At this news they were cut to the heart and cried out to the apostles, “What shall we do?” And Peter said to them, “Repent and be baptized every one of you in the name of Jesus Christ for the forgiveness of your sins…” (Acts 2:38). In light of what Peter had just said, of what sin(s) were these people guilty? Considering the context, didn’t Peter’s message to them boil down to this… “To whom will you declare loyalty?”
Is that still not the basic decision each individual must make? God made human beings to be in his image, but we – humanity as a whole – have failed miserably. We have been duped by powers beyond our sight although we are not beyond the reach of their influence. Each individual has done much that is wrong in life, but isn’t the basis of all wrong living and wrong actions a result of a misguided loyalty; turning our back against God and listening to some other influence? When we believe the good news (realize that Jesus is the king over all the world) and that we have yielded ourselves to other powers that permit us to hurt ourselves and others and to abuse God’s good creation, isn’t the right thing to do to declare our loyalty to the king who has loved the whole world so much that he died for it – and for us in particular?

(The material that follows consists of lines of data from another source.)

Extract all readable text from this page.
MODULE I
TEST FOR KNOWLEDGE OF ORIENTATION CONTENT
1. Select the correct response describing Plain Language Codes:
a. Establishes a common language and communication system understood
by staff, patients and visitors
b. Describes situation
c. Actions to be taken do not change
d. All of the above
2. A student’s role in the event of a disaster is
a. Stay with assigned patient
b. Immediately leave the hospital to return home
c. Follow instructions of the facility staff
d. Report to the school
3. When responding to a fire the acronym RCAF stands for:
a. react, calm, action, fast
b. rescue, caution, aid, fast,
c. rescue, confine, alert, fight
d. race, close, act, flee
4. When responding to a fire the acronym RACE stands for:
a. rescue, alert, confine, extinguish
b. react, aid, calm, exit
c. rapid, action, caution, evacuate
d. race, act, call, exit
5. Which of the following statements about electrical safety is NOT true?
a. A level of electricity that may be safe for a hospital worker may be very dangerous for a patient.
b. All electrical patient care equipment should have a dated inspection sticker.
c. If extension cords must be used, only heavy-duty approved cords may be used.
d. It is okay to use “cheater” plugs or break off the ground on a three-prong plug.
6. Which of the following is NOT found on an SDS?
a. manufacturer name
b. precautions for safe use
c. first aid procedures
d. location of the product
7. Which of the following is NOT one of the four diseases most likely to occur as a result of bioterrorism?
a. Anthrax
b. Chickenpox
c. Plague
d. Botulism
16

When we are baptized, then, we are not just seeking to be free from our sins and to have a clean conscience before God. We are striking a blow “against the rulers, against the authorities, against the cosmic powers over this present darkness, against the spiritual forces of evil in the heavenly places” (Ephesians 6:12 ESV) that have held us captive to their will.
Certainly in the whole process of coming to faith (deciding that king Jesus is trustworthy), repenting (making the determination to live for him under his rule) and declaring our loyalty to him in baptism, we are forgiven of our sins. It really is foolish of us to argue at what point we are saved. What God asks of us is to be loyal to (have faith in) the king he has placed on the throne. Our forgiveness is something he does when he is satisfied with our loyalty. WE know we are loyal to him – and know we are saved – when we do what he commands.
Another remarkable thing in this passage is the promise in the last part of the verse – the promise of the Spirit. In this ongoing struggle with the evil powers, no longer would these people who had suffered deception at the instigation and influence of evil powers be subject to those powers. Their power was broken and those who declared loyalty to the true king would have help from God in the person and presence of the Holy Spirit.
This interpretation also gives us a frame of reference for our lives from this point on for the rest of our lives. We have been brought into the kingdom (under the rule) of the One whom God set upon the throne, Jesus, the resurrected Son. According to the language of Paul in Ephesians 2:6, God “seated us with him in the heavenly places in Christ Jesus.” It wasn’t just to save us but to restore us – and all humanity who yield to the king – to our originally intended place of rule over creation in which he placed mankind in the beginning. In verse 10 he says that we are “created in Christ Jesus for good works, which God prepared beforehand, that we should walk in them.” This amounts to a strike against the powers that had deceived and slain us by captivating us in sin. As kings, (sitting with God indicates that, you know), we have been given victory over those powers. We have been restored to the place God always intended for man, ruling together with him over his creation.